Now the query also returns the customer details you needed. It works by comparing the Customer_Id fields in both tables and then retrieving only those rows where it finds a match for the values. Notice that the customer IDs 1211, 1214 and 1215 are not in the results; there were no matching rows in the Orders table for these values.
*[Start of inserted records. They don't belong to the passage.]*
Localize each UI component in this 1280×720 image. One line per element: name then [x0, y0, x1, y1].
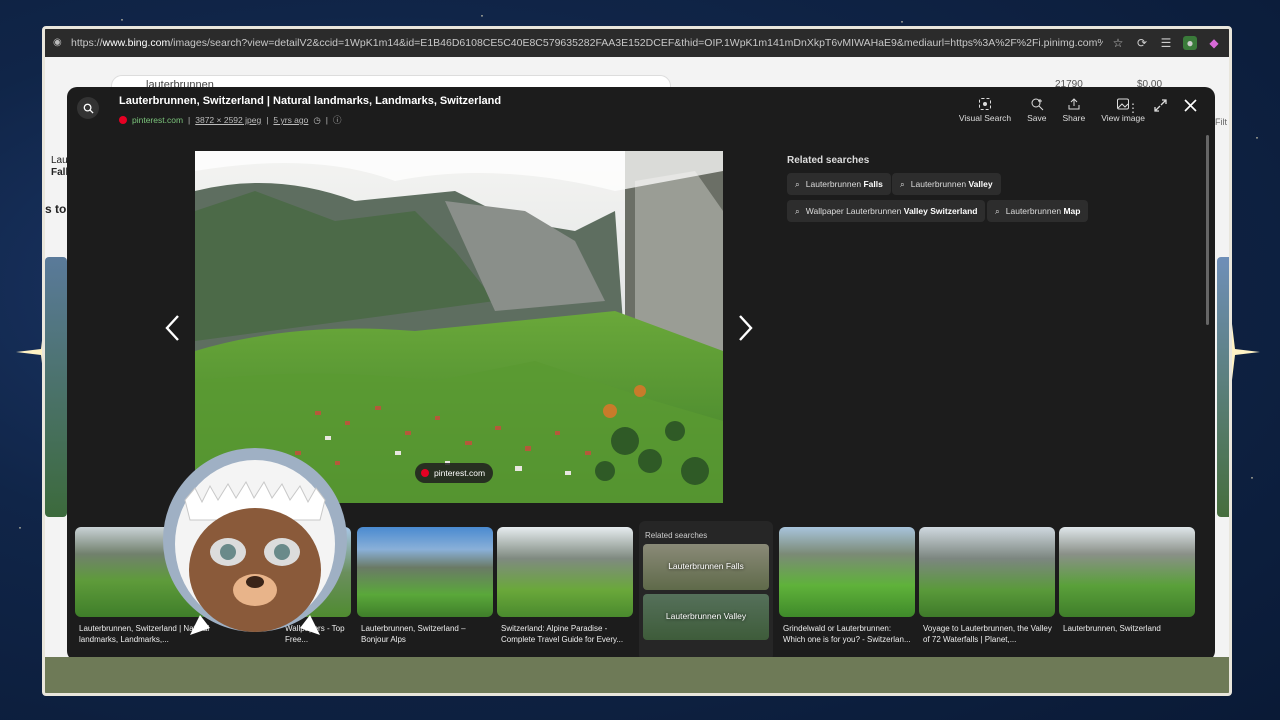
meta-separator: | [188, 115, 191, 125]
url-prefix: https:// [71, 37, 103, 49]
related-tile-label: Lauterbrunnen Falls [668, 561, 744, 571]
related-tile-label: Lauterbrunnen Valley [665, 611, 747, 621]
thumbnail-card[interactable]: Voyage to Lauterbrunnen, the Valley of 7… [919, 527, 1055, 645]
meta-separator: | [325, 115, 329, 125]
thumbnail-image [497, 527, 633, 617]
action-label: Save [1027, 113, 1047, 123]
thumbnail-caption: Lauterbrunnen, Switzerland [1063, 624, 1161, 633]
next-arrow-icon[interactable] [735, 313, 755, 343]
pinterest-icon [119, 116, 127, 124]
action-toolbar: Visual Search Save Share View image [959, 97, 1145, 123]
search-icon: ⌕ [900, 178, 905, 189]
background-results-row [45, 657, 1229, 693]
profile-icon[interactable]: ● [1183, 36, 1197, 50]
thumbnail-image [1059, 527, 1195, 617]
url-domain: www.bing.com [102, 37, 171, 49]
image-meta: pinterest.com | 3872 × 2592 jpeg | 5 yrs… [119, 114, 342, 126]
related-card-title: Related searches [645, 531, 708, 540]
background-thumbnail [45, 257, 67, 517]
filter-label[interactable]: Filt [1215, 117, 1227, 127]
pinterest-icon [421, 469, 429, 477]
related-searches-title: Related searches [787, 155, 870, 166]
thumbnail-image [919, 527, 1055, 617]
related-searches-card: Related searches Lauterbrunnen Falls Lau… [639, 521, 773, 661]
copilot-icon[interactable]: ◆ [1207, 36, 1221, 50]
search-icon: ⌕ [795, 205, 800, 216]
previous-arrow-icon[interactable] [163, 313, 183, 343]
thumbnail-card[interactable]: Lauterbrunnen, Switzerland [1059, 527, 1195, 634]
image-source-badge[interactable]: pinterest.com [415, 463, 494, 483]
side-label: s to [45, 202, 67, 216]
meta-separator: | [266, 115, 269, 125]
star-icon: · [120, 12, 124, 26]
share-icon [1068, 98, 1080, 110]
thumbnail-card[interactable]: Lauterbrunnen, Switzerland – Bonjour Alp… [357, 527, 493, 645]
info-icon[interactable]: ⓘ [333, 114, 342, 126]
lock-icon[interactable]: ◉ [53, 37, 65, 49]
url-text[interactable]: https://www.bing.com/images/search?view=… [71, 37, 1103, 49]
search-icon: ⌕ [795, 178, 800, 189]
url-rest: /images/search?view=detailV2&ccid=1WpK1m… [170, 37, 1103, 49]
star-icon: · [1255, 130, 1259, 144]
related-chip-falls[interactable]: ⌕ Lauterbrunnen Falls [787, 173, 891, 195]
star-icon: · [1250, 470, 1254, 484]
action-label: Share [1062, 113, 1086, 123]
save-button[interactable]: Save [1027, 97, 1047, 123]
related-chip-map[interactable]: ⌕ Lauterbrunnen Map [987, 200, 1089, 222]
favorite-star-icon[interactable]: ☆ [1111, 36, 1125, 50]
thumbnail-caption: Grindelwald or Lauterbrunnen: Which one … [783, 624, 911, 644]
overlay-search-button[interactable] [77, 97, 99, 119]
action-label: Visual Search [958, 113, 1012, 123]
visual-search-button[interactable]: Visual Search [959, 97, 1011, 123]
image-dimensions[interactable]: 3872 × 2592 jpeg [195, 115, 261, 125]
more-options-icon[interactable]: ⋮ [1127, 101, 1139, 115]
star-icon: · [480, 8, 484, 22]
star-icon: · [18, 520, 22, 534]
chip-label: Wallpaper Lauterbrunnen Valley Switzerla… [805, 206, 978, 216]
favorites-icon[interactable]: ☰ [1159, 36, 1173, 50]
clock-icon: ◷ [313, 114, 321, 125]
related-tile-valley[interactable]: Lauterbrunnen Valley [643, 594, 769, 640]
related-chip-valley[interactable]: ⌕ Lauterbrunnen Valley [892, 173, 1001, 195]
overlay-scrollbar[interactable] [1206, 135, 1209, 325]
background-thumbnail [1217, 257, 1229, 517]
image-badge-label: pinterest.com [434, 468, 486, 478]
share-button[interactable]: Share [1062, 97, 1086, 123]
thumbnail-image [357, 527, 493, 617]
source-link[interactable]: pinterest.com [132, 115, 183, 125]
chip-label: Lauterbrunnen Falls [805, 179, 883, 189]
search-icon: ⌕ [995, 205, 1000, 216]
address-bar[interactable]: ◉ https://www.bing.com/images/search?vie… [45, 29, 1229, 57]
side-label: Fall [51, 167, 69, 178]
visual-search-icon [978, 98, 991, 110]
chip-label: Lauterbrunnen Map [1005, 206, 1081, 216]
related-tile-falls[interactable]: Lauterbrunnen Falls [643, 544, 769, 590]
chip-label: Lauterbrunnen Valley [910, 179, 993, 189]
thumbnail-caption: Switzerland: Alpine Paradise - Complete … [501, 624, 624, 644]
thumbnail-caption: Lauterbrunnen, Switzerland – Bonjour Alp… [361, 624, 466, 644]
thumbnail-image [779, 527, 915, 617]
webcam-avatar [163, 448, 347, 635]
expand-icon[interactable] [1154, 99, 1167, 112]
thumbnail-caption: Voyage to Lauterbrunnen, the Valley of 7… [923, 624, 1052, 644]
search-icon [83, 103, 94, 114]
thumbnail-card[interactable]: Switzerland: Alpine Paradise - Complete … [497, 527, 633, 645]
thumbnail-card[interactable]: Grindelwald or Lauterbrunnen: Which one … [779, 527, 915, 645]
image-age[interactable]: 5 yrs ago [273, 115, 308, 125]
save-icon [1031, 98, 1044, 111]
image-title[interactable]: Lauterbrunnen, Switzerland | Natural lan… [119, 95, 501, 107]
browser-toolbar: ☆ ⟳ ☰ ● ◆ [1111, 36, 1221, 50]
extensions-icon[interactable]: ⟳ [1135, 36, 1149, 50]
close-icon[interactable] [1184, 99, 1197, 112]
related-chip-wallpaper[interactable]: ⌕ Wallpaper Lauterbrunnen Valley Switzer… [787, 200, 986, 222]
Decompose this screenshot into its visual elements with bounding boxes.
If you want to display all the values – even those which do not have a corresponding match in the other table – you can use something called an OUTER JOIN. Joins can be somewhat tricky to understand, but they are one of the most important concepts in SQL. Feel free to check out this course on SQL JOINs. It offers 93 exercises covering all types of JOINs (there are several).

Next Steps for Learning SQL Data Analysis

I hope these queries have given you enough ideas to get started with data analysis using SQL. If you don’t understand the queries perfectly, don’t worry. You can take our SQL Basics course to practice them, or our comprehensive SQL from A to Z learning path to get a full view of what this language can do. The ultimate goal is not just to learn SQL, but use it in your day to day work and develop a habit of using data analysis to make decisions.

The examples I have shown you are of course very simple. I just wanted you to understand the main concepts and see how easy it is to create SQL queries. When the time comes, you’ll learn to create more sophisticated queries. They'll make your work easier and maybe even attract the general admiration of your colleagues (or boss). Knowing SQL is awesome!

Once you have learned the basics of SQL, ask yourself these questions when preparing for any business decision:

  1. What data do I need to support or aid my decision?
  2. Do I have that data in my database already?
  3. If yes, how do I retrieve and present the data so it helps me make my decision?

Being data-driven is a trait you can inculcate with practice. So, keep practicing and keep learning!